Through Bop: Sitting upright and bracing your stomach. Bend one elbow so that your fist is in front of your chin. With the other arm, bend the elbow and pull your shoulder back. Do the same on the other side and transition between arms. Repeat this movement eight times.
- Good core stability will help improve balance and confidence and, as a result, decrease risk of falls.
- If a person has low mobility, adapt the exercises to suit what they can do! For example, if a participant has a weaker limb, encourage them to use the strong limb to support movements.
Mindfulness Body Scan Activity
Body scanning is a form of meditation that helps you pay attention to all the sensations in your body:
- The activity requires a combination of breathing and focused ‘sensing’, ‘tensing’ and ‘relaxing’. This will be implemented over a four-count inhale and four-count exhale.
- Participants will begin by sensing their toes for two breaths. How do they feel?
- Next, on the third breath, squeeze and tense your toes.
- On the fourth and final breath, relax the toes.
- Continue this exercise all the way up the body.
- Mindfulness will help someone with increased levels of anxiety because it brings you into the present moment and makes you aware of negative thought patterns.
- Deliver with a clear and relaxed voice focusing on tone, speed and words.
- Use calming, gentle music.
What people say: ‘Oomph! Mindfulness has been used with one particular resident, whose family shared how much she benefitted from guided mindfulness, with sessions about the beach a particular favourite,’ said Jayne Hill, Graysford Hall Care Home – Sanders Senior Living.
Oomph! Sport was the first virtual skills-based workshop we delivered during the pandemic, and it was designed to motivate people to keep moving in a fun and creative way. The concept of Boccia encourages teams to think outside the box and makes all Olympic sports accessible and achievable within a care setting.

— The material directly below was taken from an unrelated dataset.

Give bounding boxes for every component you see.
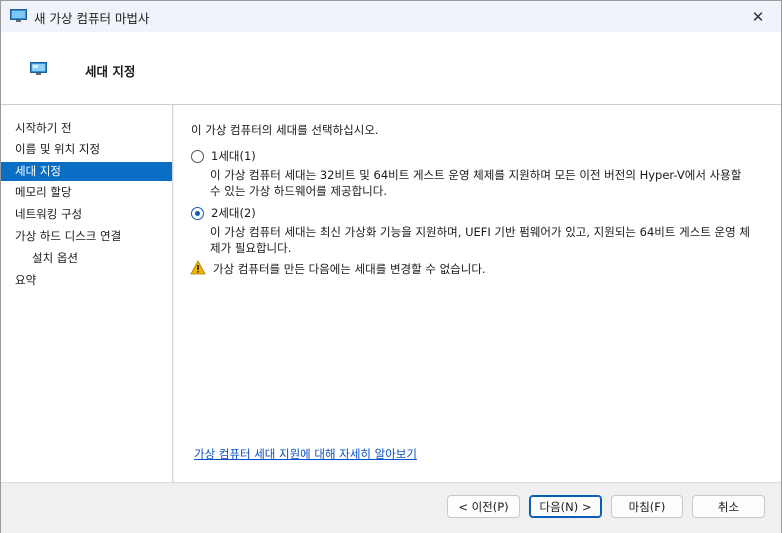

The workshop looks at the resources teams already have and how they can be used to aid in the creation of the Olympic Games. This supports clients to come up with new and innovative ways to deliver their sport-based games, which then helps with motivation and getting participants to take part. Our clients relished the challenge and we witnessed some fantastic adaptations of sport-based games. We had participants competing in a basketball game by using bins as nets and rolled-up pieces of newspaper as balls, adapted archery using swimming pool noodles and Olympic swimming using paddling pools and water bombs!
The benefit of workshops is that they encourage wider team engagement. By looking at the whole home approach, we can transform the way people think about activities and promote the inclusion of everyone in the home. Everyone’s participation is celebrated.
Consider your options
One key learning participants have taken away from this workshop is how important it is to look at what you can do, rather than what you can’t. Oomph! has run two successful Olympic Games and it has re-enforced the idea that activity and exercise doesn’t have to be complicated.
By exploring a theme and looking at the resources you already have you can bring new, enjoyable activities to life that will excite and energise your community and support a vibrant wellbeing programme of events.